What a difference five years makes.

In November 2000, members of the Pacific Northwest Newspaper Guild—which represents about 800 reporters, photographers, artists, ad salespeople, and circulation workers at the Seattle Times and Seattle Post-Intelligencer—walked off their jobs, shouting confrontational slogans and demanding their employers treat them better. This year, as many of those same employees prepare to renegotiate the contract they hammered out during that bitter 49-day strike, the tone among union members is markedly less confrontatinal.

"I think people are hoping that we can get this worked out as cooperatively as possible," said guild president Yoko Kuramoto-Eidsmoe, a desk editor at the Times.

What's changed since the Seattle newspaper strike of 2000–2001? A lot. For starters, the media landscape has shifted dramatically due to the rise of the internet, and this shift has not favored traditional newspapers. In a recent survey of Seattle guild members, one respondent pessimistically described the newspaper business as "the whale-oil industry of its time"— a mode of production that has outlived its usefulness and is destined to die.

There is much to support this view, with circulation at daily newspapers declining across the country, along with investors' confidence in the newspaper business model, all of which make this a difficult time for employees to be demanding raises.

"I don't know if there will be a lot of demanding," says Steve Miletich, guild vice president and a reporter at the Times. "The whole landscape has changed since last time."

On top of that, the already tense rivalry between the two papers has grown even more intense since the strike (which I participated in as a Times employee). The Hearst Corporation, which owns the P-I, is currently suing the Times over its effort to end a joint-operating agreement that allows the papers to share printing, ad sales, and distribution operations. The agreement keeps both daily papers alive in a media market that otherwise could support only one. In addition, the guild-backed Committee for a Two-Newspaper Town has been agitating, in court and in public, against the Times' efforts to make itself the only paper in town.
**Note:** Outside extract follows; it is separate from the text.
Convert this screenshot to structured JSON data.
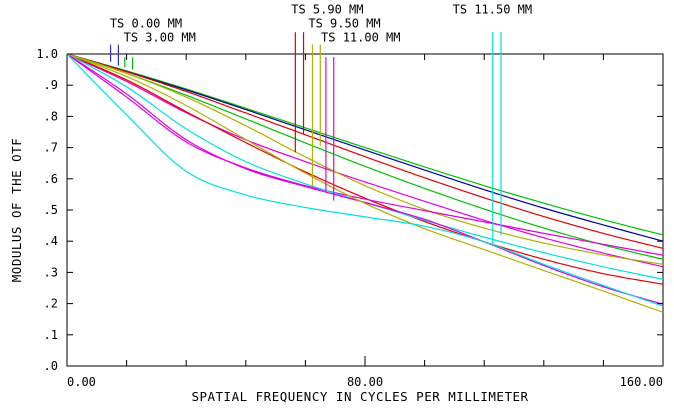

There's long been debate within the newspaper guild over whether it makes sense for employees at two intensely competitive dailies to be bargaining together in the same union, and that debate is resurfacing as the May 16 start of contract negotiations approaches.

"I don't think our interests were ever parallel," says one Times employee who requested anonymity. "It's definitely much worse now. These two newspapers are really in open warfare."

Because the two papers' printing and distribution operations are run by the Times, there are only about 150 guild employees at the P-I, nearly all of them reporters. At the Times, meanwhile, there are about 650 guild members. This means the P-I bargaining unit needs the Times more than the Times bargaining unit needs the P-I, and this is what feeds the controversy.

Mike Lewis, a P-I reporter and the guild's secretary, is among those who believe that the two units should bargain together. "The more union members the better, and the fewer the worse," he says.

Not everyone shares that opinion, however. The issue came to a head late last year, and again early this year, when guild members held votes on whether or not the guild should continue to support the Committee for a Two-Newspaper Town in its campaign against the Times. With many guild members now feeling that they have to choose between their allegiance to the union and their desire not to hurt their employer at an economically vulnerable moment for the industry, a number of Times employees who were active in the strike five years ago became the most active lobbyists for the failed votes against the committee.

Guild administrator Liz Brown says that, intra-union grumbling aside, the P-I and Times members will bargain together as always this year, and that it is likely the union will ask for a wage increase and a shorter, two-year contract (the current contract expires July 21). "We're not interested in another six-year contract," she says. "The industry is undergoing huge changes, and so is the economy, so a long contract is not to the benefit of the members."

Those "huge changes" are already rattling employees, Brown says. In the member surveys, which she's currently tabulating, one of the most common requests from P-I members, tellingly, is that union negotiators focus on improved severance packages.